Today, Microsoft finally announced the discontinuing of most of it’s ForeFront products, including the retirement of products used in many Exchange deployments, ForeFront Threat Management Gateway (TMG) 2010 and ForeFront Protection for Exchange (FPE).
The products to be discontinued are:
- ForeFront Threat Management Gateway (TMG), including Forefront TMG Web Protection Services (TMG WPS);
- ForeFront Protection for Exchange (FPE);
- ForeFront Protection for SharePoint (FPSP);
- ForeFront Security for OCS (FSOCS);
- ForeFront Protection Server Management Console (FPSMC).
This announcement is not a real surprise; rumors TMG would cease to exist circulated for months. Using this official statement companies can start adapting their strategies, when they have not already done so, when using one of the products mentioned. When companies were planning to use them in the (near) future, they need to turn to alternative solutions as well, since the these ForeFront offerings will no longer be available for purchase as of December 1st, 2012!
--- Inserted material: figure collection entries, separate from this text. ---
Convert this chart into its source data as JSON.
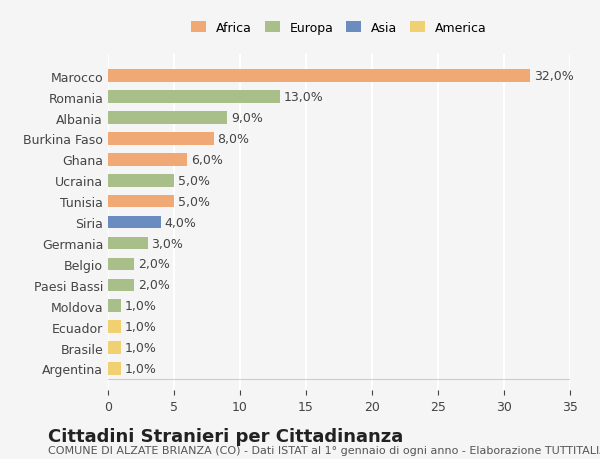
{
  "categories": [
    "Marocco",
    "Romania",
    "Albania",
    "Burkina Faso",
    "Ghana",
    "Ucraina",
    "Tunisia",
    "Siria",
    "Germania",
    "Belgio",
    "Paesi Bassi",
    "Moldova",
    "Ecuador",
    "Brasile",
    "Argentina"
  ],
  "values": [
    32.0,
    13.0,
    9.0,
    8.0,
    6.0,
    5.0,
    5.0,
    4.0,
    3.0,
    2.0,
    2.0,
    1.0,
    1.0,
    1.0,
    1.0
  ],
  "colors": [
    "#f0a875",
    "#a8bf8a",
    "#a8bf8a",
    "#f0a875",
    "#f0a875",
    "#a8bf8a",
    "#f0a875",
    "#6b8cbf",
    "#a8bf8a",
    "#a8bf8a",
    "#a8bf8a",
    "#a8bf8a",
    "#f0d070",
    "#f0d070",
    "#f0d070"
  ],
  "legend_labels": [
    "Africa",
    "Europa",
    "Asia",
    "America"
  ],
  "legend_colors": [
    "#f0a875",
    "#a8bf8a",
    "#6b8cbf",
    "#f0d070"
  ],
  "title": "Cittadini Stranieri per Cittadinanza",
  "subtitle": "COMUNE DI ALZATE BRIANZA (CO) - Dati ISTAT al 1° gennaio di ogni anno - Elaborazione TUTTITALIA.IT",
  "xlim": [
    0,
    35
  ],
  "xticks": [
    0,
    5,
    10,
    15,
    20,
    25,
    30,
    35
  ],
  "background_color": "#f5f5f5",
  "bar_height": 0.6,
  "grid_color": "#ffffff",
  "label_fontsize": 9,
  "title_fontsize": 13,
  "subtitle_fontsize": 8
}
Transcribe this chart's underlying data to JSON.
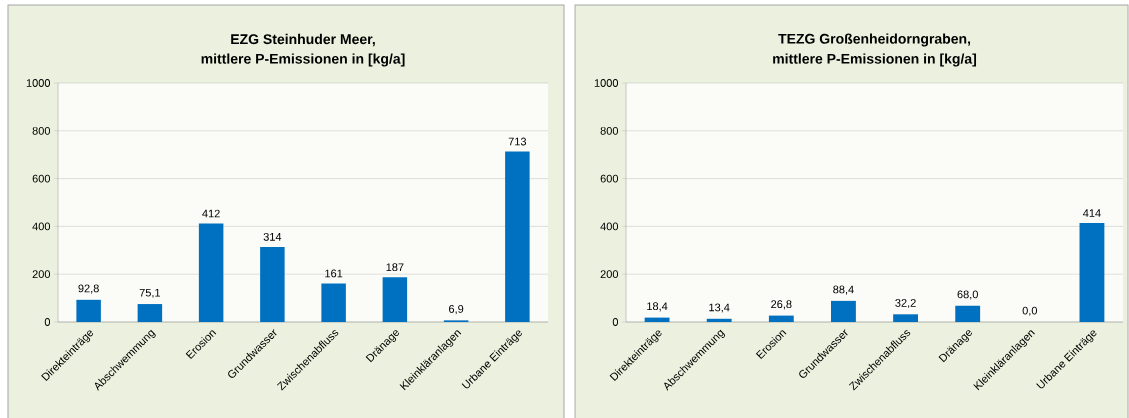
{
  "chart_data": [
    {
      "type": "bar",
      "title": "EZG Steinhuder Meer,",
      "subtitle": "mittlere P-Emissionen in [kg/a]",
      "categories": [
        "Direkteinträge",
        "Abschwemmung",
        "Erosion",
        "Grundwasser",
        "Zwischenabfluss",
        "Dränage",
        "Kleinkläranlagen",
        "Urbane Einträge"
      ],
      "values": [
        92.8,
        75.1,
        412,
        314,
        161,
        187,
        6.9,
        713
      ],
      "value_labels": [
        "92,8",
        "75,1",
        "412",
        "314",
        "161",
        "187",
        "6,9",
        "713"
      ],
      "color": "#0070c0",
      "ylim": [
        0,
        1000
      ],
      "yticks": [
        0,
        200,
        400,
        600,
        800,
        1000
      ],
      "grid": "y"
    },
    {
      "type": "bar",
      "title": "TEZG Großenheidorngraben,",
      "subtitle": "mittlere P-Emissionen in [kg/a]",
      "categories": [
        "Direkteinträge",
        "Abschwemmung",
        "Erosion",
        "Grundwasser",
        "Zwischenabfluss",
        "Dränage",
        "Kleinkläranlagen",
        "Urbane Einträge"
      ],
      "values": [
        18.4,
        13.4,
        26.8,
        88.4,
        32.2,
        68.0,
        0.0,
        414
      ],
      "value_labels": [
        "18,4",
        "13,4",
        "26,8",
        "88,4",
        "32,2",
        "68,0",
        "0,0",
        "414"
      ],
      "color": "#0070c0",
      "ylim": [
        0,
        1000
      ],
      "yticks": [
        0,
        200,
        400,
        600,
        800,
        1000
      ],
      "grid": "y"
    }
  ]
}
As it stands, mainstream support for TMG will end on April 14th, 2015; extended support for TMG will end on April 14th, 2020. Forefront Online Protection for Exchange (FOPE) will be rebranded as Exchange Online Protection.
First, the hygiene products. This is clearly a move these shift these layers of protection to “the cloud”, which has clear benefits like filtering incoming messages before they enter the organization which is also nice from a bandwidth perspective. However, that’s no solution for the many customers still requiring an on-premise solution which, for example, does store scanning; these customers are forced to tend to to 3rd parties, like McAfee or Symantec. Note that Exchange 2013 will contain basic anti-malware functionality, but I doubt this will meet any customer’s demands and certainly isn’t a very manageable solution.
Next, there’s the firewall, reverse proxy, load balancing and VPN functionality offered by TMG. Currently, many organizations use TMG to publish Exchange and as like many say and know, Exchange and TMG go very well together. For example, TMG can offer pre-authentication or SSL offloading for your Exchange boxes.These customers need to look into VPN like solutions like ForeFront UAG, which is a totally different concept and less straightforward than implementing a TMG in front of your Exchange boxes, or check for 3rd party solutions, like F5 BIG-IP with the Access Policy Manager add-on. Of course, your revised strategy and eligible solutions depend on your business requirements.
Roadmaps of ForeFront Identity Manager (FIM) and ForeFront Unified Access Gateway (UAG) remain unchanged, so publishing Exchange using UAG remains a future-proof possibility.